- Bitcoin Core integra Cluster Mempool no código principal
- Nova arquitetura melhora organização das transações pendentes
- Atualização 31.0 deve chegar no segundo semestre de 2026
O desenvolvimento do software Bitcoin Core avançou mais um passo importante nesta semana. Os programadores responsáveis pelo projeto incorporaram oficialmente o Cluster Mempool ao código principal, uma mudança estrutural que deve integrar a futura versão 31.0 do sistema.
A atualização entrou no repositório principal após o merge do Pull Request #34616, liderado pelo desenvolvedor Suhas Daftuar. Com essa integração, o projeto inicia uma nova etapa na forma como os nós da rede organizam e processam transações pendentes.
O objetivo da mudança é tornar a gestão da memória dos nós mais eficiente.
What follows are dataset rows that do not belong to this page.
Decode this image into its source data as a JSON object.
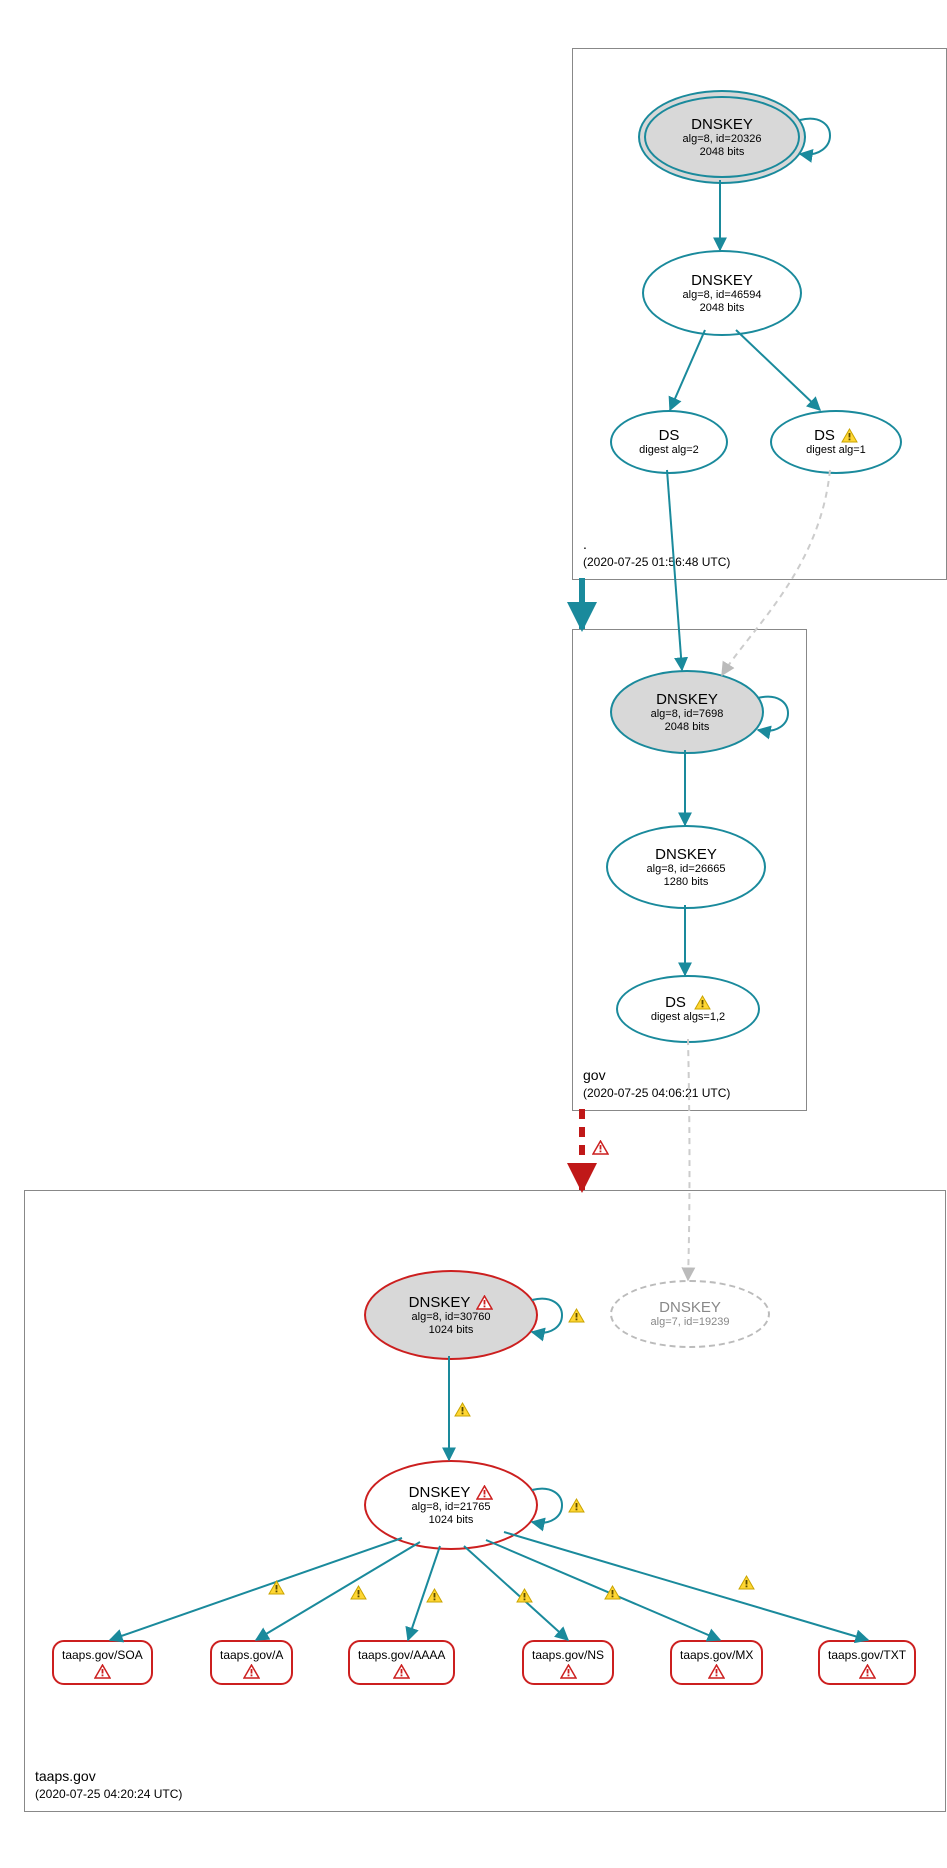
{
  "zones": {
    "root": {
      "label": ".",
      "timestamp": "(2020-07-25 01:56:48 UTC)"
    },
    "gov": {
      "label": "gov",
      "timestamp": "(2020-07-25 04:06:21 UTC)"
    },
    "taaps": {
      "label": "taaps.gov",
      "timestamp": "(2020-07-25 04:20:24 UTC)"
    }
  },
  "nodes": {
    "root_ksk": {
      "title": "DNSKEY",
      "sub1": "alg=8, id=20326",
      "sub2": "2048 bits"
    },
    "root_zsk": {
      "title": "DNSKEY",
      "sub1": "alg=8, id=46594",
      "sub2": "2048 bits"
    },
    "root_ds1": {
      "title": "DS",
      "sub1": "digest alg=2"
    },
    "root_ds2": {
      "title": "DS",
      "sub1": "digest alg=1"
    },
    "gov_ksk": {
      "title": "DNSKEY",
      "sub1": "alg=8, id=7698",
      "sub2": "2048 bits"
    },
    "gov_zsk": {
      "title": "DNSKEY",
      "sub1": "alg=8, id=26665",
      "sub2": "1280 bits"
    },
    "gov_ds": {
      "title": "DS",
      "sub1": "digest algs=1,2"
    },
    "taaps_ksk": {
      "title": "DNSKEY",
      "sub1": "alg=8, id=30760",
      "sub2": "1024 bits"
    },
    "taaps_zsk": {
      "title": "DNSKEY",
      "sub1": "alg=8, id=21765",
      "sub2": "1024 bits"
    },
    "taaps_ext": {
      "title": "DNSKEY",
      "sub1": "alg=7, id=19239"
    }
  },
  "rr": {
    "soa": "taaps.gov/SOA",
    "a": "taaps.gov/A",
    "aaaa": "taaps.gov/AAAA",
    "ns": "taaps.gov/NS",
    "mx": "taaps.gov/MX",
    "txt": "taaps.gov/TXT"
  }
}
Para isso, o software passa a utilizar uma estrutura de dados baseada em grupos de transações, substituindo o modelo atual que acompanha relações individuais entre operações.
Na prática, a atualização altera a forma como os nós analisam transações que ainda não foram confirmadas na blockchain.
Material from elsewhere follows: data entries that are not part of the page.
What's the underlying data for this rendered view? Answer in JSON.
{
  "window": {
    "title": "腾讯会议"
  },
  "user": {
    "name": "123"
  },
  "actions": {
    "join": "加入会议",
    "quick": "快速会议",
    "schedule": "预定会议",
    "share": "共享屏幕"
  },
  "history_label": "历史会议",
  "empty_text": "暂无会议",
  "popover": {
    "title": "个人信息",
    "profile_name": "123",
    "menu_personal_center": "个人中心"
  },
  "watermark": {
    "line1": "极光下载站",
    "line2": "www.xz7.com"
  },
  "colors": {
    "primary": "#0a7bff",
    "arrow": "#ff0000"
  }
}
Nova arquitetura reorganiza processamento das transações
Hoje, o Bitcoin Core utiliza um sistema que rastreia relações de “ancestrais e descendentes” entre transações. Esse método impõe limites técnicos claros, como o máximo de 25 transações interligadas dentro de uma mesma cadeia.
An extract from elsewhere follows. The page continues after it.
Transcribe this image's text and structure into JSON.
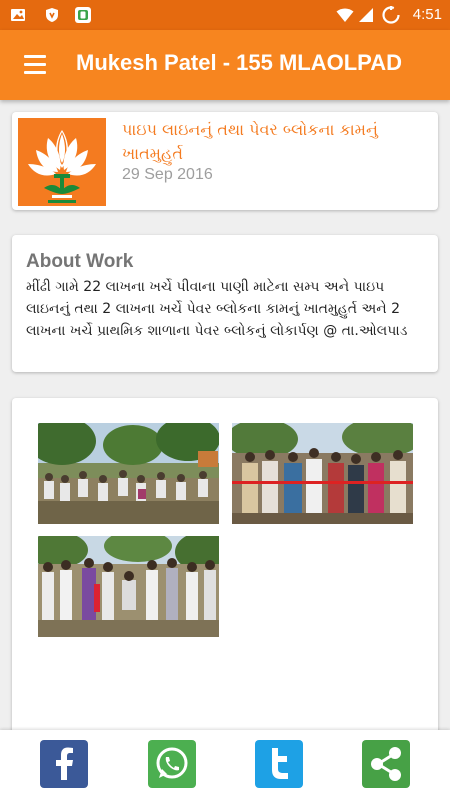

Essa limitação pode afetar operações mais complexas, especialmente em soluções de segunda camada ou protocolos que dependem de múltiplas transações vinculadas.
Com o Cluster Mempool, o software abandona essa lógica de contagem rígida. A nova arquitetura passa a organizar as transações relacionadas em clusters independentes, permitindo que o nó analise conjuntos completos de operações de forma mais eficiente.
Assim, essa estrutura amplia a capacidade do sistema de lidar com fluxos mais complexos de transações, sem as restrições impostas pelo modelo anterior.
Além disso, a atualização introduz um algoritmo de linearização. Esse mecanismo reorganiza as transações dentro de cada cluster para priorizar aquelas que oferecem maior retorno em taxas para os mineradores.
Esse processo melhora a eficiência do mempool e também facilita o cálculo de comissões dentro da rede.
Além disso, para os usuários e desenvolvedores de carteiras digitais, a mudança traz um benefício direto. O novo motor de linearização permite estimar com mais precisão as taxas necessárias para confirmar uma transação.
Isso reduz erros em mecanismos como RBF (Replace-by-Fee) e CPFP (Child Pays For Parent), estratégias utilizadas para acelerar confirmações ou ajustar taxas já enviadas.
Com a nova arquitetura, as carteiras conseguem calcular valores de comissão com maior exatidão, diminuindo o risco de pagar taxas acima do necessário.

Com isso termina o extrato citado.